Alors que le débat public est confisqué par la valse morbide de la droite et de l’extrême-droite, les forces politiques progressistes semblent en voie de marginalisation, de fragmentation, de disparition. Notre génération de militants a rendez-vous avec l’histoire, la mauvaise. Si elle n’est pas certaine, l’issue la plus probable à la crise sociale, politique, démocratique, que nous traversons est l’arrivée au pouvoir en 2027 de l’extrême-droite, sans parler des catastrophes géopolitiques ou environnementales qui nous mènent au bord du gouffre.
… mais bien renforcer le syndicalisme et l’organisation du salariat dans son ensemble !
La FSU peut ainsi oeuvrer utilement au maintien du cadre de l’intersyndicale, pour mener les luttes, bien sûr, mais aussi pour contribuer à l’élaboration d’alternatives économiques et sociales crédibles, à vocation majoritaire, sous la forme d’une plateforme revendicative qui soit mise en débat avec les forces progressistes : le mouvement associatif, les intellectuels, les chercheurs … Il est de notre responsabilité de représentants du salariat de proposer, à partir du germe que représente l’intersyndicale de 2023, une démarche unitaire dans la durée qui vise à élaborer une plate-forme revendicative qui rassemble les salariés et qui réponde tout à la fois aux ravages des politiques libérales radicalisées et à ceux à venir de l’extrême-droite nationaliste et raciste. « L’Alliance écologique et sociale » mais aussi « le Pacte pour le pouvoir de vivre » sont des tentatives, des exemples de ce qu’on pourrait faire, à la condition d’agir dans l’unité.

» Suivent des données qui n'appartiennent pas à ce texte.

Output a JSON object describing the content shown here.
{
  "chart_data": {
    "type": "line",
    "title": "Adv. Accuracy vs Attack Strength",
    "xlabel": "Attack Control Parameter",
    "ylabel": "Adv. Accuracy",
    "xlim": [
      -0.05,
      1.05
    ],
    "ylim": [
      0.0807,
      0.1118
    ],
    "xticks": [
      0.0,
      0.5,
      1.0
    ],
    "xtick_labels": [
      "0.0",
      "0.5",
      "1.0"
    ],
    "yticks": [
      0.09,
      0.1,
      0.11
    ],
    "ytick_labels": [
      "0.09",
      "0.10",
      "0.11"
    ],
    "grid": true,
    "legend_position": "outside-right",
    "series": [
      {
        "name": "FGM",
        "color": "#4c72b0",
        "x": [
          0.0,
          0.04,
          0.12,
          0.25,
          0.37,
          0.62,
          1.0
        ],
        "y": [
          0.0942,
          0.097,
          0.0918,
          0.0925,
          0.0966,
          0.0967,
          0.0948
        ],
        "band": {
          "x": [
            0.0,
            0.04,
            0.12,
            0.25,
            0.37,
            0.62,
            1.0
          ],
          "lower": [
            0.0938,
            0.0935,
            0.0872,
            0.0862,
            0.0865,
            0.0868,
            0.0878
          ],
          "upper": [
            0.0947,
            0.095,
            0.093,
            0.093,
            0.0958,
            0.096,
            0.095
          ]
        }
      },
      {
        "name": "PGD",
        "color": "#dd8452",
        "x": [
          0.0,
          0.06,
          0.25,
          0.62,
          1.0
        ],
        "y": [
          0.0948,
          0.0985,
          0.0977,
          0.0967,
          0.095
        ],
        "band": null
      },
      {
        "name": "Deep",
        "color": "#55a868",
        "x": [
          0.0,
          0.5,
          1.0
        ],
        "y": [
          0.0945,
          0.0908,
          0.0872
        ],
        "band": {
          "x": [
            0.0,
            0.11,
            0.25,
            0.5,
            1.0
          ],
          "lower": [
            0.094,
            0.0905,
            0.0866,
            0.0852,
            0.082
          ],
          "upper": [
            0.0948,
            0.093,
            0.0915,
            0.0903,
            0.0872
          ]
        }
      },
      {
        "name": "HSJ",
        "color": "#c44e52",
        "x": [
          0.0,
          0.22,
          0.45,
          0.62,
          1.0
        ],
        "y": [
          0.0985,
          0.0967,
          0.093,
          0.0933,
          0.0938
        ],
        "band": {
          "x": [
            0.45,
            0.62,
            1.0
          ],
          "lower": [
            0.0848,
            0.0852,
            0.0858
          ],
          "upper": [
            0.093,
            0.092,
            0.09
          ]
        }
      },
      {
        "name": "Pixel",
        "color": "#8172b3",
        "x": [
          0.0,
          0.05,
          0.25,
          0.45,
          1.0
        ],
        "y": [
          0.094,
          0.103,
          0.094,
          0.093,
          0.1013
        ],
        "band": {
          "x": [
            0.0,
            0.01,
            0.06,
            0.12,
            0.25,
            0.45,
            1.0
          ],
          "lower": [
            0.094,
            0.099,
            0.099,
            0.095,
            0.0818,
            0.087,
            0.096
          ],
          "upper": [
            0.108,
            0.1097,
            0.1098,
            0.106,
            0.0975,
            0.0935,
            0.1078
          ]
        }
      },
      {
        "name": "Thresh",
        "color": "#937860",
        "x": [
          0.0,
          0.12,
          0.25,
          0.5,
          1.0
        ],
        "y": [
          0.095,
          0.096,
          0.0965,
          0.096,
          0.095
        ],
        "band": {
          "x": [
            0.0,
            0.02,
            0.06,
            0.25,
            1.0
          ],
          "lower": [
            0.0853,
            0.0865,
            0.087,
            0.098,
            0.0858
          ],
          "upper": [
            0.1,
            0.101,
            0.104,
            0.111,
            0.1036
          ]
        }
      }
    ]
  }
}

C’est à ce prix, celui de la refondation d’un programme de mandature qui soit charpenté par une plateforme revendicative unitaire, qu’un changement du rapport de force politique redeviendra possible en 2027.
C’est au prix de ce travail d’élaboration, vraiment unitaire parce que sans exclusive, sur la formation et l’emploi, les qualifications, les services publics, la jeunesse, le féminisme, la précarité, l’environnement, le financement de la dépense publique, la démocratie et la démocratie sociale …qu’un nouvel outil syndical pourrait prendre forme à terme.
1Dans la confédération, l’éducation nationale et le supérieur ne sont pas dans la même fédération que la fonction publique territoriale, ni que les autres ministères.